Civil libertarians have long decried government access to bank records and credit card transactions, but using cell-phones as surreptitious tracking devices has caused particular concern. Keeping location data on cell phones was originally meant as a means of aiding 911 operators sending police and medical help to the scene of an accident or crime, but it has evolved into an unsuspected locating device that government agents are able to access without a judicial warrant. It is unclear how often these records are accessed by federal agencies, but NEWSWEEK’s sources claim it has grown exponentially in the past few years and that companies are now getting thousands of such requests a month.
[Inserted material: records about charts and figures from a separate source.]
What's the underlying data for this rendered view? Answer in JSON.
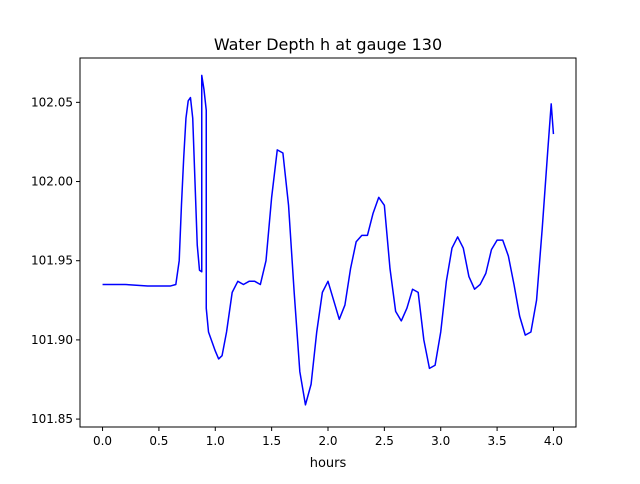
{
  "chart_data": {
    "type": "line",
    "title": "Water Depth h at gauge 130",
    "xlabel": "hours",
    "ylabel": "",
    "xlim": [
      -0.2,
      4.2
    ],
    "ylim": [
      101.845,
      102.078
    ],
    "xticks": [
      0.0,
      0.5,
      1.0,
      1.5,
      2.0,
      2.5,
      3.0,
      3.5,
      4.0
    ],
    "xtick_labels": [
      "0.0",
      "0.5",
      "1.0",
      "1.5",
      "2.0",
      "2.5",
      "3.0",
      "3.5",
      "4.0"
    ],
    "yticks": [
      101.85,
      101.9,
      101.95,
      102.0,
      102.05
    ],
    "ytick_labels": [
      "101.85",
      "101.90",
      "101.95",
      "102.00",
      "102.05"
    ],
    "grid": false,
    "series": [
      {
        "color": "#0000ff",
        "x": [
          0.0,
          0.2,
          0.4,
          0.55,
          0.6,
          0.65,
          0.68,
          0.7,
          0.72,
          0.74,
          0.76,
          0.78,
          0.8,
          0.82,
          0.84,
          0.86,
          0.88,
          0.88,
          0.9,
          0.92,
          0.92,
          0.94,
          0.97,
          1.0,
          1.03,
          1.06,
          1.1,
          1.15,
          1.2,
          1.25,
          1.3,
          1.35,
          1.4,
          1.45,
          1.5,
          1.55,
          1.6,
          1.65,
          1.7,
          1.75,
          1.8,
          1.85,
          1.9,
          1.95,
          2.0,
          2.05,
          2.1,
          2.15,
          2.2,
          2.25,
          2.3,
          2.35,
          2.4,
          2.45,
          2.5,
          2.55,
          2.6,
          2.65,
          2.7,
          2.75,
          2.8,
          2.85,
          2.9,
          2.95,
          3.0,
          3.05,
          3.1,
          3.15,
          3.2,
          3.25,
          3.3,
          3.35,
          3.4,
          3.45,
          3.5,
          3.55,
          3.6,
          3.65,
          3.7,
          3.75,
          3.8,
          3.85,
          3.9,
          3.95,
          3.98,
          4.0
        ],
        "y": [
          101.935,
          101.935,
          101.934,
          101.934,
          101.934,
          101.935,
          101.95,
          101.985,
          102.015,
          102.04,
          102.051,
          102.053,
          102.04,
          102.0,
          101.96,
          101.944,
          101.943,
          102.067,
          102.058,
          102.045,
          101.92,
          101.905,
          101.899,
          101.893,
          101.888,
          101.89,
          101.905,
          101.93,
          101.937,
          101.935,
          101.937,
          101.937,
          101.935,
          101.95,
          101.99,
          102.02,
          102.018,
          101.985,
          101.93,
          101.88,
          101.859,
          101.872,
          101.905,
          101.93,
          101.937,
          101.925,
          101.913,
          101.922,
          101.945,
          101.962,
          101.966,
          101.966,
          101.98,
          101.99,
          101.985,
          101.945,
          101.918,
          101.912,
          101.92,
          101.932,
          101.93,
          101.9,
          101.882,
          101.884,
          101.905,
          101.937,
          101.958,
          101.965,
          101.958,
          101.94,
          101.932,
          101.935,
          101.942,
          101.957,
          101.963,
          101.963,
          101.953,
          101.935,
          101.915,
          101.903,
          101.905,
          101.925,
          101.97,
          102.02,
          102.049,
          102.03
        ]
      }
    ]
  }
}
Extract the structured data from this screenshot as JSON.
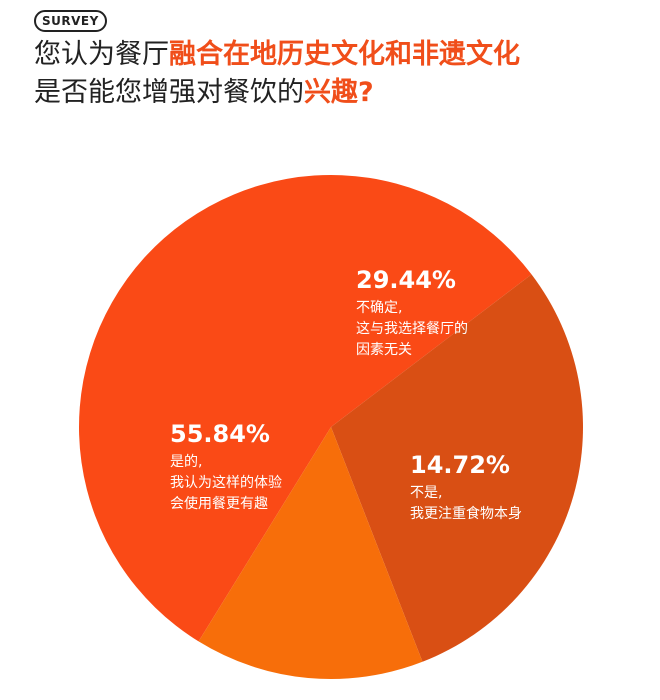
{
  "badge": "SURVEY",
  "question": {
    "line1_plain": "您认为餐厅",
    "line1_highlight": "融合在地历史文化和非遗文化",
    "line2_plain": "是否能您增强对餐饮的",
    "line2_highlight": "兴趣?"
  },
  "colors": {
    "accent": "#f04e1a",
    "slice_yes": "#fa4a16",
    "slice_unsure": "#d94f14",
    "slice_no": "#f76e0a"
  },
  "chart_data": {
    "type": "pie",
    "slices": [
      {
        "label": "是的,\n我认为这样的体验\n会使用餐更有趣",
        "value": 55.84,
        "value_text": "55.84%",
        "color": "#fa4a16"
      },
      {
        "label": "不确定,\n这与我选择餐厅的\n因素无关",
        "value": 29.44,
        "value_text": "29.44%",
        "color": "#d94f14"
      },
      {
        "label": "不是,\n我更注重食物本身",
        "value": 14.72,
        "value_text": "14.72%",
        "color": "#f76e0a"
      }
    ]
  }
}
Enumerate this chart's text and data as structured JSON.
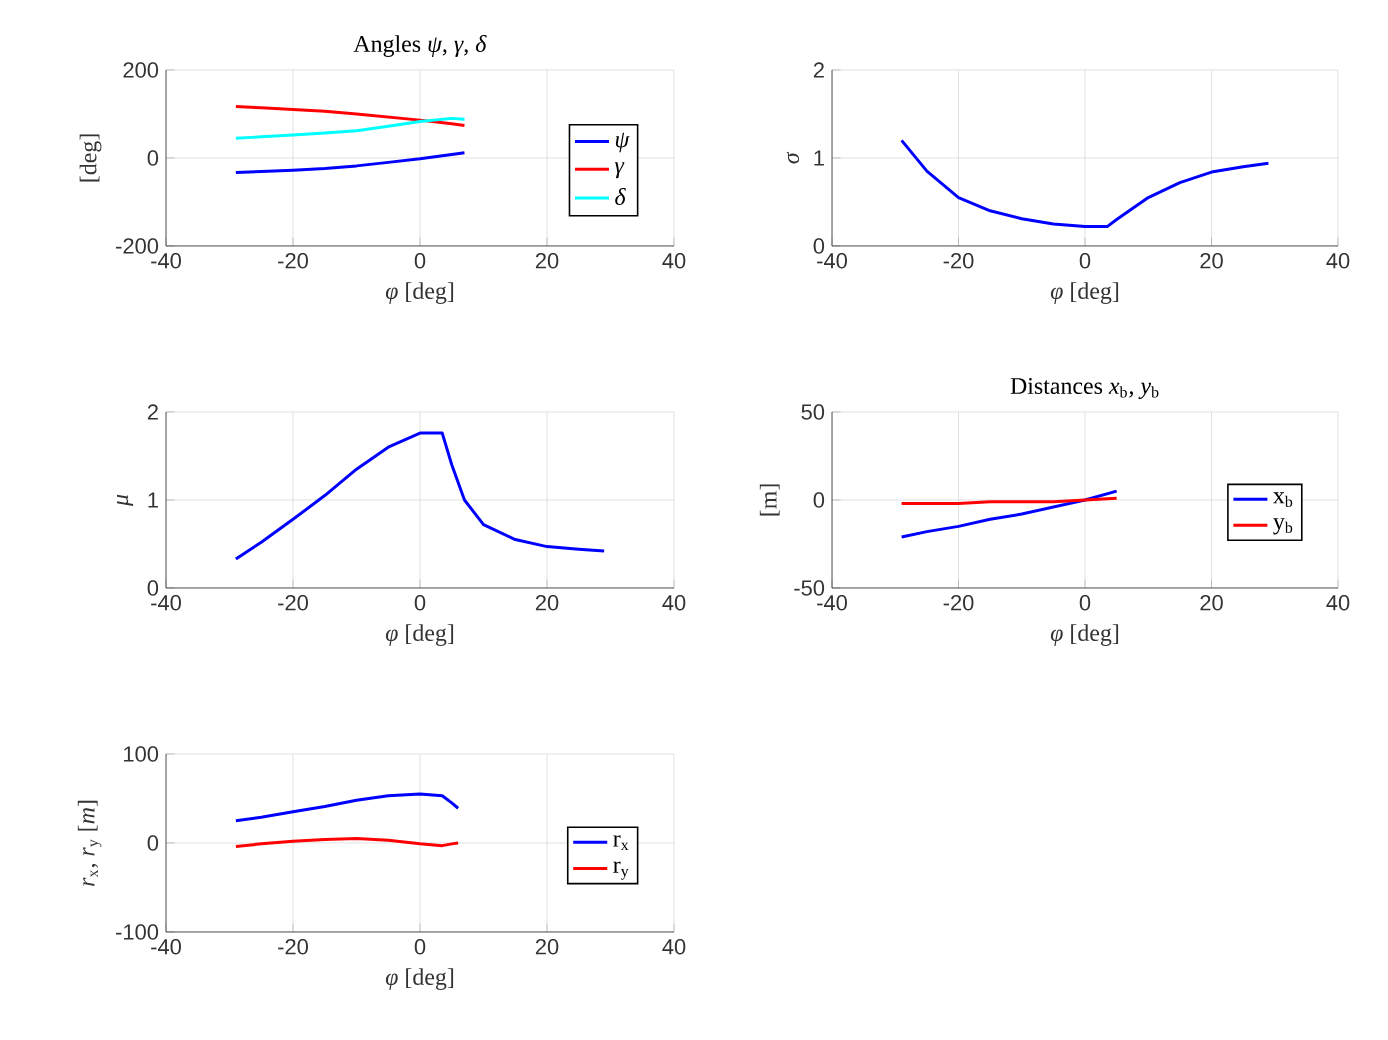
{
  "chart_data": [
    {
      "type": "line",
      "title": "Angles *ψ*, *γ*, *δ*",
      "xlabel": "*φ* [deg]",
      "ylabel": "[deg]",
      "xlim": [
        -40,
        40
      ],
      "ylim": [
        -200,
        200
      ],
      "xticks": [
        -40,
        -20,
        0,
        20,
        40
      ],
      "yticks": [
        -200,
        0,
        200
      ],
      "grid": true,
      "legend": "right",
      "series": [
        {
          "name": "*ψ*",
          "color": "#0000ff",
          "x": [
            -29,
            -25,
            -20,
            -15,
            -10,
            -5,
            0,
            5,
            7
          ],
          "values": [
            -33,
            -31,
            -28,
            -24,
            -18,
            -10,
            -2,
            8,
            12
          ]
        },
        {
          "name": "*γ*",
          "color": "#ff0000",
          "x": [
            -29,
            -25,
            -20,
            -15,
            -10,
            -5,
            0,
            5,
            7
          ],
          "values": [
            117,
            114,
            110,
            106,
            100,
            93,
            86,
            78,
            74
          ]
        },
        {
          "name": "*δ*",
          "color": "#00ffff",
          "x": [
            -29,
            -25,
            -20,
            -15,
            -10,
            -5,
            0,
            5,
            7
          ],
          "values": [
            45,
            48,
            52,
            57,
            62,
            72,
            83,
            90,
            88
          ]
        }
      ]
    },
    {
      "type": "line",
      "xlabel": "*φ* [deg]",
      "ylabel": "*σ*",
      "xlim": [
        -40,
        40
      ],
      "ylim": [
        0,
        2
      ],
      "xticks": [
        -40,
        -20,
        0,
        20,
        40
      ],
      "yticks": [
        0,
        1,
        2
      ],
      "grid": true,
      "series": [
        {
          "color": "#0000ff",
          "x": [
            -29,
            -25,
            -20,
            -15,
            -10,
            -5,
            0,
            3.5,
            5,
            10,
            15,
            20,
            25,
            29
          ],
          "values": [
            1.2,
            0.85,
            0.55,
            0.4,
            0.31,
            0.25,
            0.22,
            0.22,
            0.3,
            0.55,
            0.72,
            0.84,
            0.9,
            0.94
          ]
        }
      ]
    },
    {
      "type": "line",
      "xlabel": "*φ* [deg]",
      "ylabel": "*μ*",
      "xlim": [
        -40,
        40
      ],
      "ylim": [
        0,
        2
      ],
      "xticks": [
        -40,
        -20,
        0,
        20,
        40
      ],
      "yticks": [
        0,
        1,
        2
      ],
      "grid": true,
      "series": [
        {
          "color": "#0000ff",
          "x": [
            -29,
            -25,
            -20,
            -15,
            -10,
            -5,
            0,
            3.5,
            5,
            7,
            10,
            15,
            20,
            25,
            29
          ],
          "values": [
            0.33,
            0.52,
            0.78,
            1.05,
            1.35,
            1.6,
            1.76,
            1.76,
            1.4,
            1.0,
            0.72,
            0.55,
            0.47,
            0.44,
            0.42
          ]
        }
      ]
    },
    {
      "type": "line",
      "title": "Distances *x*$_{b}$, *y*$_{b}$",
      "xlabel": "*φ* [deg]",
      "ylabel": "[m]",
      "xlim": [
        -40,
        40
      ],
      "ylim": [
        -50,
        50
      ],
      "xticks": [
        -40,
        -20,
        0,
        20,
        40
      ],
      "yticks": [
        -50,
        0,
        50
      ],
      "grid": true,
      "legend": "right",
      "series": [
        {
          "name": "x$_{b}$",
          "color": "#0000ff",
          "x": [
            -29,
            -25,
            -20,
            -15,
            -10,
            -5,
            0,
            5
          ],
          "values": [
            -21,
            -18,
            -15,
            -11,
            -8,
            -4,
            0,
            5
          ]
        },
        {
          "name": "y$_{b}$",
          "color": "#ff0000",
          "x": [
            -29,
            -25,
            -20,
            -15,
            -10,
            -5,
            0,
            5
          ],
          "values": [
            -2,
            -2,
            -2,
            -1,
            -1,
            -1,
            0,
            1
          ]
        }
      ]
    },
    {
      "type": "line",
      "xlabel": "*φ* [deg]",
      "ylabel": "*r*$_{x}$, *r*$_{y}$ [*m*]",
      "xlim": [
        -40,
        40
      ],
      "ylim": [
        -100,
        100
      ],
      "xticks": [
        -40,
        -20,
        0,
        20,
        40
      ],
      "yticks": [
        -100,
        0,
        100
      ],
      "grid": true,
      "legend": "right",
      "series": [
        {
          "name": "r$_{x}$",
          "color": "#0000ff",
          "x": [
            -29,
            -25,
            -20,
            -15,
            -10,
            -5,
            0,
            3.5,
            5,
            6
          ],
          "values": [
            25,
            29,
            35,
            41,
            48,
            53,
            55,
            53,
            45,
            39
          ]
        },
        {
          "name": "r$_{y}$",
          "color": "#ff0000",
          "x": [
            -29,
            -25,
            -20,
            -15,
            -10,
            -5,
            0,
            3.5,
            5,
            6
          ],
          "values": [
            -4,
            -1,
            2,
            4,
            5,
            3,
            -1,
            -3,
            -1,
            0
          ]
        }
      ]
    }
  ]
}
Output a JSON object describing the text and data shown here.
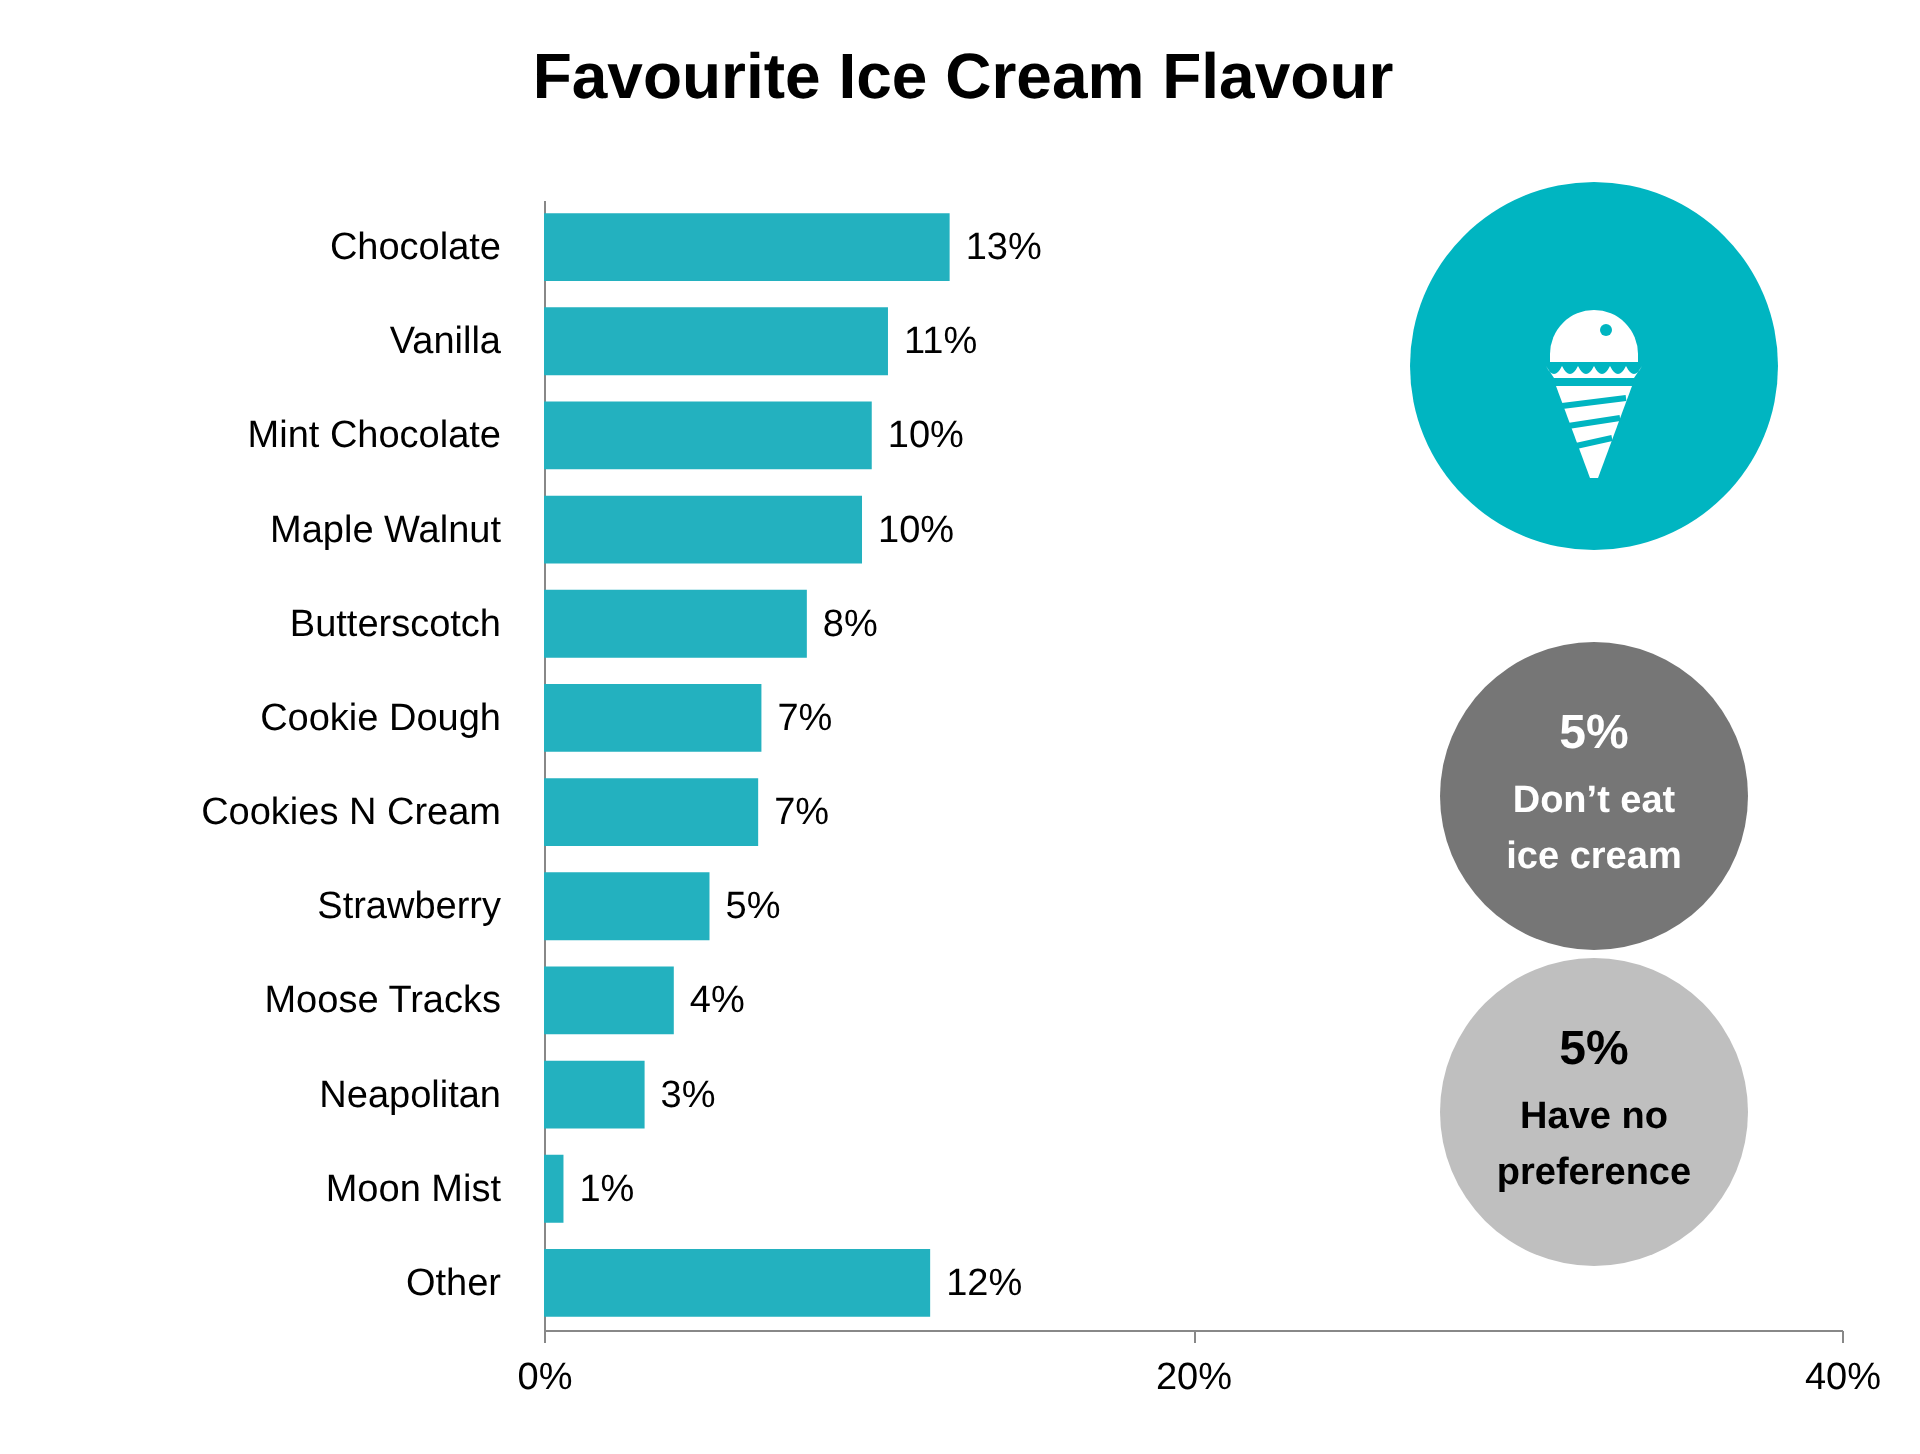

Access to this information is certainly a powerful tool for law enforcement agents going after elusive criminals, however abuse has also occurred.  Worried about this potential for abuse, several federal magistrates began refusing government agents’ requests for this information.  The requests often come in with little legal reasoning behind them, but when some magistrates refused them they were simply sent to other more amenable magistrates.  Recently, however, the legal community has begun to take notice. Faced with a request to grant access to historical cell phone records for a drug-smuggling case, a magistrate in Western Pennsylvania wrote a 56 page opinion turning the request down, detailing all of the ways that the information could be misused. To prevent the government agency from going to another magistrate, all of the magistrates in Western Pennsylvania lent their signatures to her opinion. (source: NEWSWEEK)

In February of this year, the issue was sent to a federal courtroom in Philadelphia. The lawyer seeking to overturn the Pennsylvania magistrate’s ruling was closely questioned by one judge, who wished to make certain that these records could never be used by the federal government to identify political protestors. After trying in vain to deflect the question, the lawyer finally acknowledged that the constitution did not guard against such a use. This disconcerting answer shocked many privacy advocates and ensures that this issue will be closely watched by the legal community.